Supposedly they bought the sheep for 50 cents per head and sold them for $5.50 each—enough for Carson to buy a ranch in California for his daughter Adaline and her husband, and, once he got home, to buy Josefa a new, treadle-powered Singer sewing machine. By way of the southern route, he was back in Taos by Christmas Day, 1853.
Ute agent and soldier
He lived 15 more years, most of that time based in Taos, spending time when he could with his growing family. But his career took a modern turn: The beaver trapper and guide became a longtime government employee, first as the United States agent to the Moache Ute tribe, and then as a soldier—not an army scout, but a uniformed officer. He led Union troops against the Texas Confederate invasion of New Mexico in 1862. Later he led troops against the Navajo, and finally, in 1867, against the Kiowa and Comanche.
Carson’s campaign against the Navajo has complicated his reputation ever since.
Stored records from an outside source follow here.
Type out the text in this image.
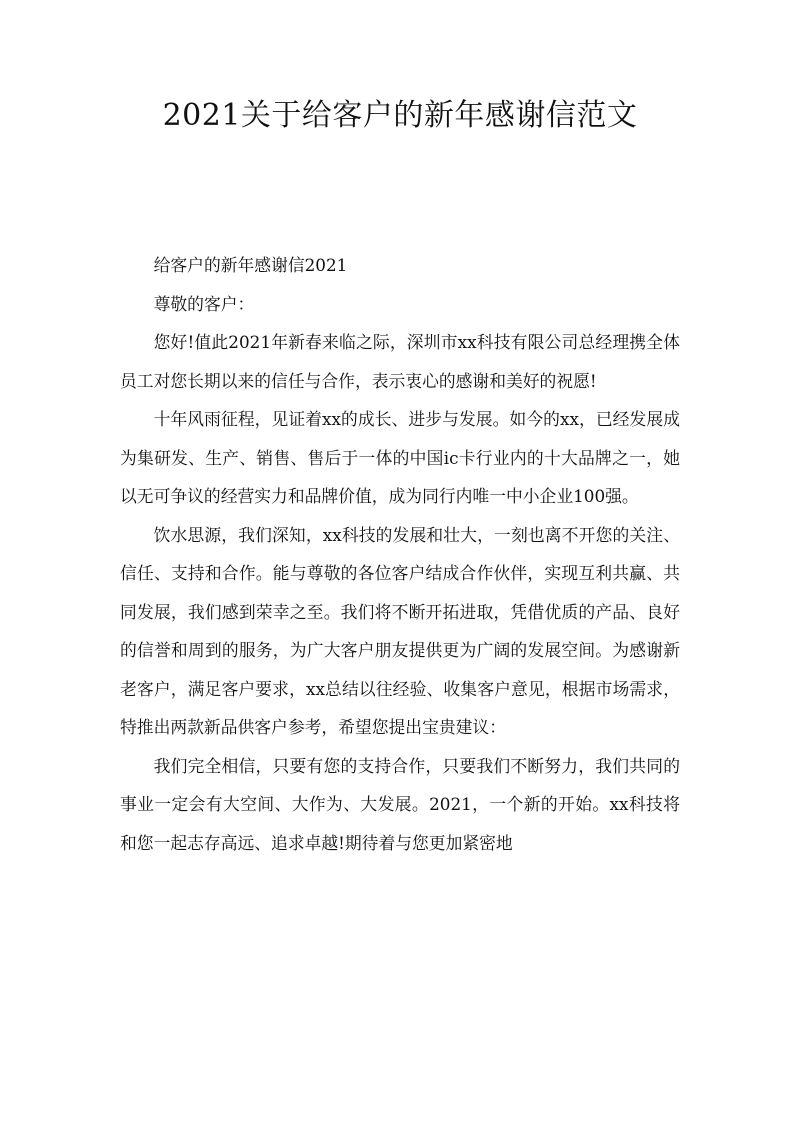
2021关于给客户的新年感谢信范文

给客户的新年感谢信2021

尊敬的客户：

您好!值此2021年新春来临之际，深圳市xx科技有限公司总经理携全体员工对您长期以来的信任与合作，表示衷心的感谢和美好的祝愿!

十年风雨征程，见证着xx的成长、进步与发展。如今的xx，已经发展成为集研发、生产、销售、售后于一体的中国ic卡行业内的十大品牌之一，她以无可争议的经营实力和品牌价值，成为同行内唯一中小企业100强。

饮水思源，我们深知，xx科技的发展和壮大，一刻也离不开您的关注、信任、支持和合作。能与尊敬的各位客户结成合作伙伴，实现互利共赢、共同发展，我们感到荣幸之至。我们将不断开拓进取，凭借优质的产品、良好的信誉和周到的服务，为广大客户朋友提供更为广阔的发展空间。为感谢新老客户，满足客户要求，xx总结以往经验、收集客户意见，根据市场需求，特推出两款新品供客户参考，希望您提出宝贵建议：

我们完全相信，只要有您的支持合作，只要我们不断努力，我们共同的事业一定会有大空间、大作为、大发展。2021，一个新的开始。xx科技将和您一起志存高远、追求卓越!期待着与您更加紧密地
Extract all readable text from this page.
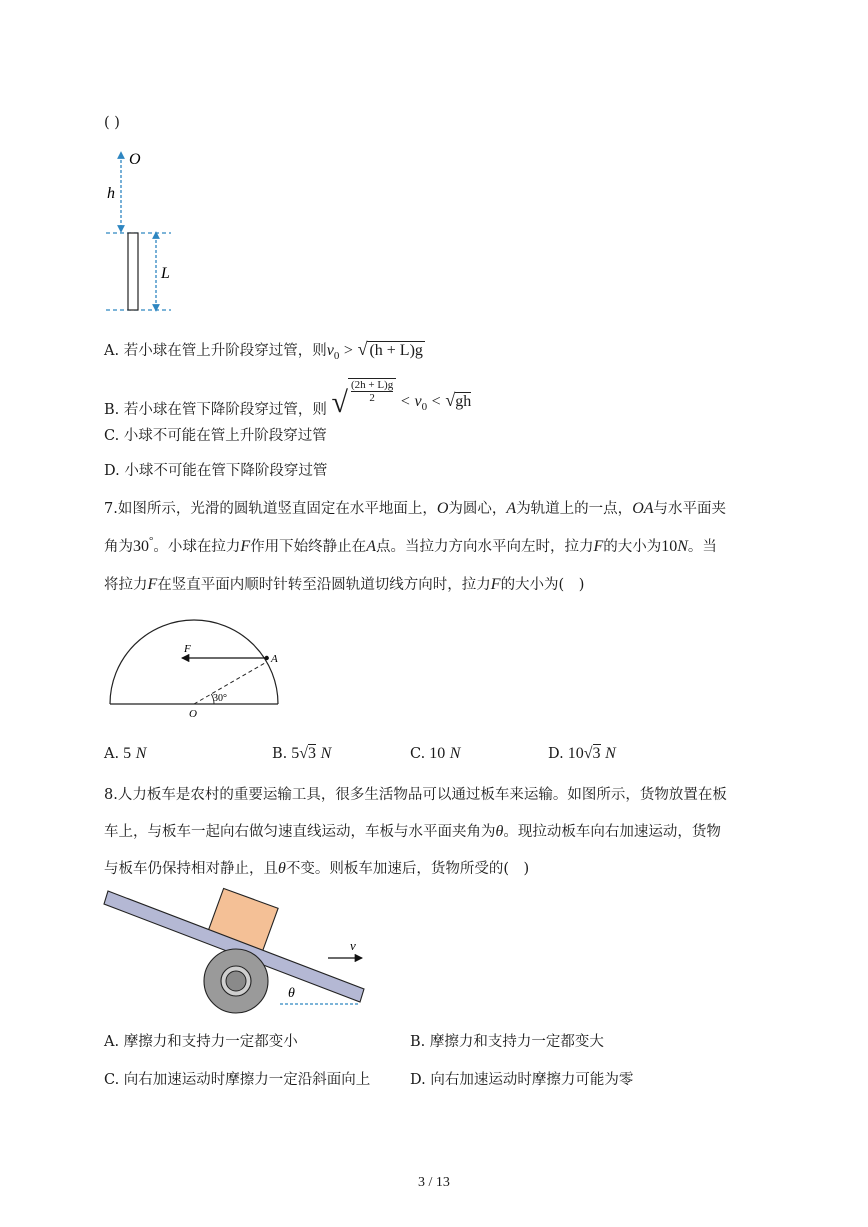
( )
O
h
L
A. 若小球在管上升阶段穿过管，则$v_0$ > √ (h + L)g
B. 若小球在管下降阶段穿过管，则 √ $\frac{(2h + L)g}{2} < v_0 < √gh$
C. 小球不可能在管上升阶段穿过管
D. 小球不可能在管下降阶段穿过管
7.如图所示，光滑的圆轨道竖直固定在水平地面上，O为圆心，A为轨道上的一点，OA与水平面夹
角为30°。小球在拉力F作用下始终静止在A点。当拉力方向水平向左时，拉力F的大小为10N。当
将拉力F在竖直平面内顺时针转至沿圆轨道切线方向时，拉力F的大小为(　)
F
A
O
30°
A. 5 N	B. 5√3 N	C. 10 N	D. 10√3 N
8.人力板车是农村的重要运输工具，很多生活物品可以通过板车来运输。如图所示，货物放置在板
车上，与板车一起向右做匀速直线运动，车板与水平面夹角为θ。现拉动板车向右加速运动，货物
与板车仍保持相对静止，且θ不变。则板车加速后，货物所受的(　)
v
θ
A. 摩擦力和支持力一定都变小	B. 摩擦力和支持力一定都变大
C. 向右加速运动时摩擦力一定沿斜面向上	D. 向右加速运动时摩擦力可能为零
3 / 13
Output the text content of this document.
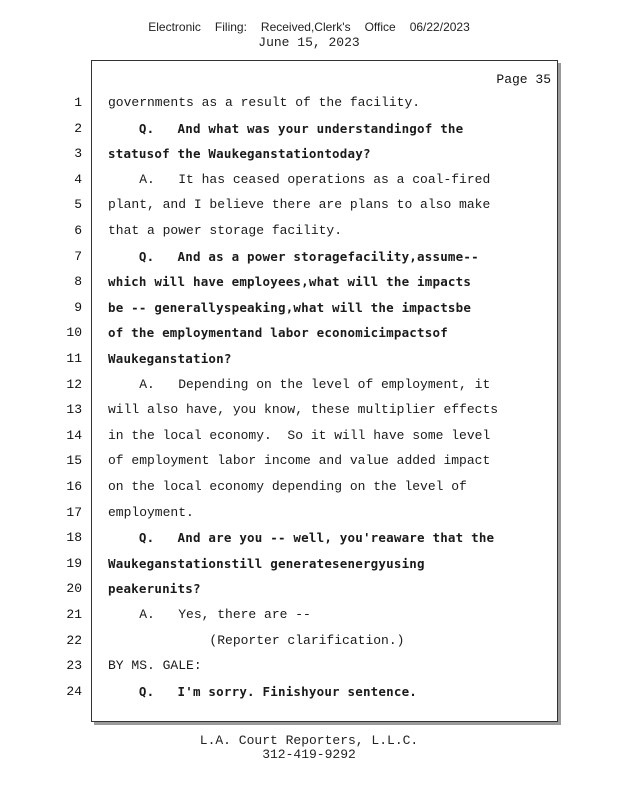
Electronic Filing: Received,Clerk's Office 06/22/2023
June 15, 2023
Page 35
1 governments as a result of the facility.
2 Q.   And what was your understandingof the
3 statusof the Waukeganstationtoday?
4 A.   It has ceased operations as a coal-fired
5 plant, and I believe there are plans to also make
6 that a power storage facility.
7 Q.   And as a power storagefacility,assume--
8 which will have employees,what will the impacts
9 be -- generallyspeaking,what will the impactsbe
10 of the employmentand labor economicimpactsof
11 Waukeganstation?
12 A.   Depending on the level of employment, it
13 will also have, you know, these multiplier effects
14 in the local economy.  So it will have some level
15 of employment labor income and value added impact
16 on the local economy depending on the level of
17 employment.
18 Q.   And are you -- well, you'reaware that the
19 Waukeganstationstill generatesenergyusing
20 peakerunits?
21 A.   Yes, there are --
22 (Reporter clarification.)
23 BY MS. GALE:
24 Q.   I'm sorry. Finishyour sentence.
L.A. Court Reporters, L.L.C.
312-419-9292
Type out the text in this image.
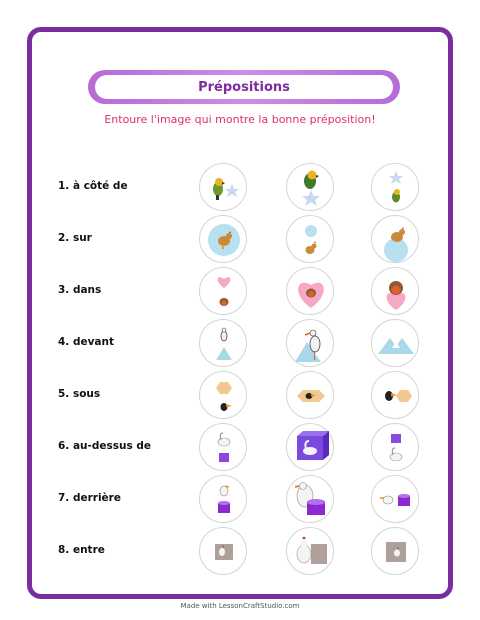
Prépositions
Entoure l'image qui montre la bonne préposition!
1. à côté de
2. sur
3. dans
4. devant
5. sous
6. au-dessus de
7. derrière
8. entre
Made with LessonCraftStudio.com
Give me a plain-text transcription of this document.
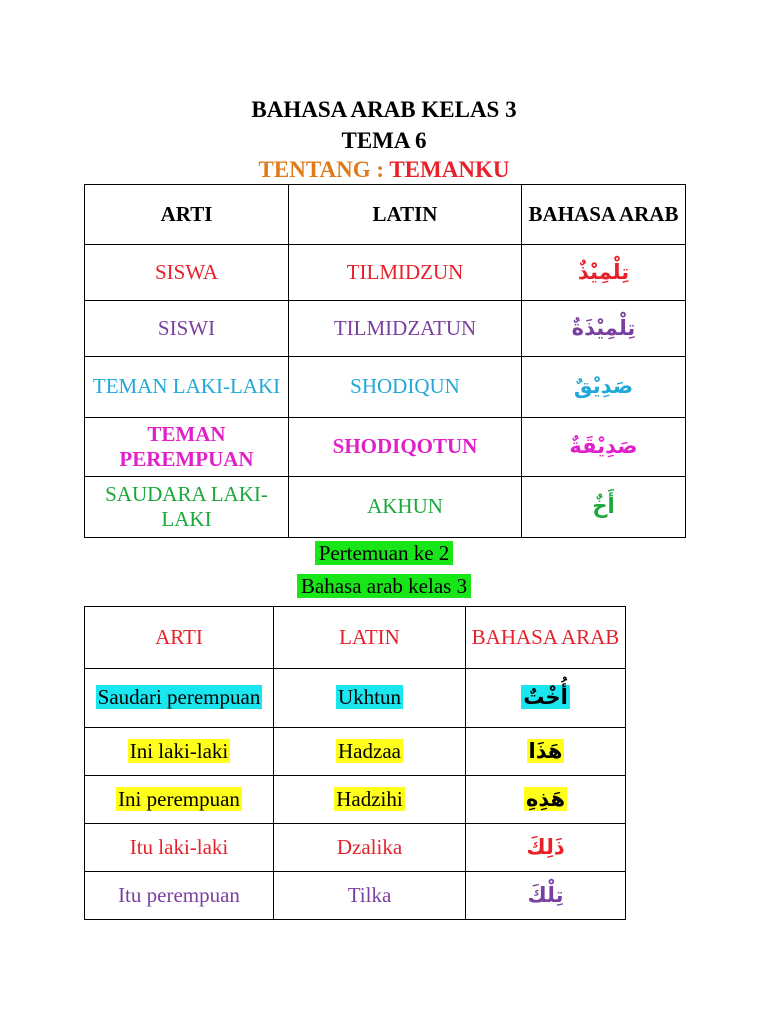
BAHASA ARAB KELAS 3
TEMA 6
TENTANG : TEMANKU
ARTI	LATIN	BAHASA ARAB
SISWA	TILMIDZUN	تِلْمِيْذٌ
SISWI	TILMIDZATUN	تِلْمِيْذَةٌ
TEMAN LAKI-LAKI	SHODIQUN	صَدِيْقٌ
TEMAN PEREMPUAN	SHODIQOTUN	صَدِيْقَةٌ
SAUDARA LAKI-LAKI	AKHUN	أَخٌ
Pertemuan ke 2
Bahasa arab kelas 3
ARTI	LATIN	BAHASA ARAB
Saudari perempuan	Ukhtun	أُخْتٌ
Ini laki-laki	Hadzaa	هَذَا
Ini perempuan	Hadzihi	هَذِهِ
Itu laki-laki	Dzalika	ذَلِكَ
Itu perempuan	Tilka	تِلْكَ
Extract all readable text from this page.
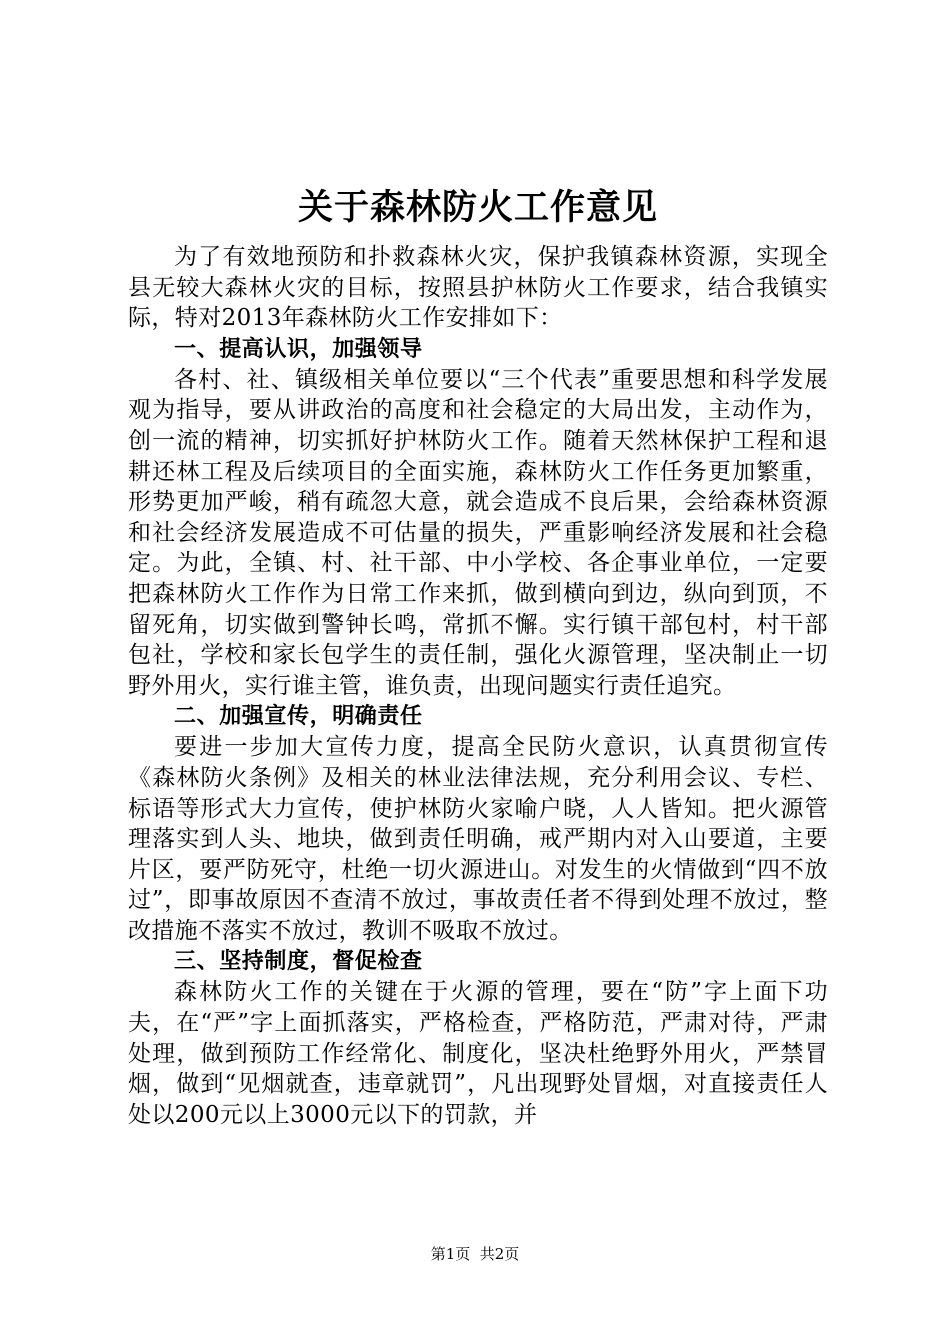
关于森林防火工作意见

为了有效地预防和扑救森林火灾，保护我镇森林资源，实现全县无较大森林火灾的目标，按照县护林防火工作要求，结合我镇实际，特对2013年森林防火工作安排如下：

一、提高认识，加强领导

各村、社、镇级相关单位要以“三个代表”重要思想和科学发展观为指导，要从讲政治的高度和社会稳定的大局出发，主动作为，创一流的精神，切实抓好护林防火工作。随着天然林保护工程和退耕还林工程及后续项目的全面实施，森林防火工作任务更加繁重，形势更加严峻，稍有疏忽大意，就会造成不良后果，会给森林资源和社会经济发展造成不可估量的损失，严重影响经济发展和社会稳定。为此，全镇、村、社干部、中小学校、各企事业单位，一定要把森林防火工作作为日常工作来抓，做到横向到边，纵向到顶，不留死角，切实做到警钟长鸣，常抓不懈。实行镇干部包村，村干部包社，学校和家长包学生的责任制，强化火源管理，坚决制止一切野外用火，实行谁主管，谁负责，出现问题实行责任追究。

二、加强宣传，明确责任

要进一步加大宣传力度，提高全民防火意识，认真贯彻宣传《森林防火条例》及相关的林业法律法规，充分利用会议、专栏、标语等形式大力宣传，使护林防火家喻户晓，人人皆知。把火源管理落实到人头、地块，做到责任明确，戒严期内对入山要道，主要片区，要严防死守，杜绝一切火源进山。对发生的火情做到“四不放过”，即事故原因不查清不放过，事故责任者不得到处理不放过，整改措施不落实不放过，教训不吸取不放过。

三、坚持制度，督促检查

森林防火工作的关键在于火源的管理，要在“防”字上面下功夫，在“严”字上面抓落实，严格检查，严格防范，严肃对待，严肃处理，做到预防工作经常化、制度化，坚决杜绝野外用火，严禁冒烟，做到“见烟就查，违章就罚”，凡出现野处冒烟，对直接责任人处以200元以上3000元以下的罚款，并

第1页  共2页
He and his troops in 1864 began rounding the people up in their heartland around Canyon de Chelly and driving them east 400 miles to a reservation on the Bosque Redondo, in eastern New Mexico. The operation took years. It was called the Long Walk—a Navajo Trail of Tears. Around a quarter of the people died on the way or in captivity.
Late in 1867, the Army asked one more task, that Carson accompany a Ute delegation to Washington, D.C. to sign a treaty taking away most of their lands in exchange for a reservation on Colorado’s western slope. By this time, his family was living at Fort Lyon, in southeastern Colorado territory. He traveled east via the new Kansas Pacific Railroad. From Washington, where he visited Frémont, the delegation continued on to New York, where Carson visited Jessie Frémont, and to Boston.
Failing fast, he was back in Colorado in time for the birth of his and Josefa’s eighth child, a daughter they named Josefita, in April 1868. Forty-year-old Josefa died two weeks later. Carson died May 28, 1868, at Fort Lyon. He was 58.
The trip with the sheep, however, appears to have been the last time Carson crossed what’s now Wyoming. Like many in his lines of work—beaver trappers, army scouts, guides, stockmen, soldiers and Indian agents—Carson was on the move in a constantly changing West."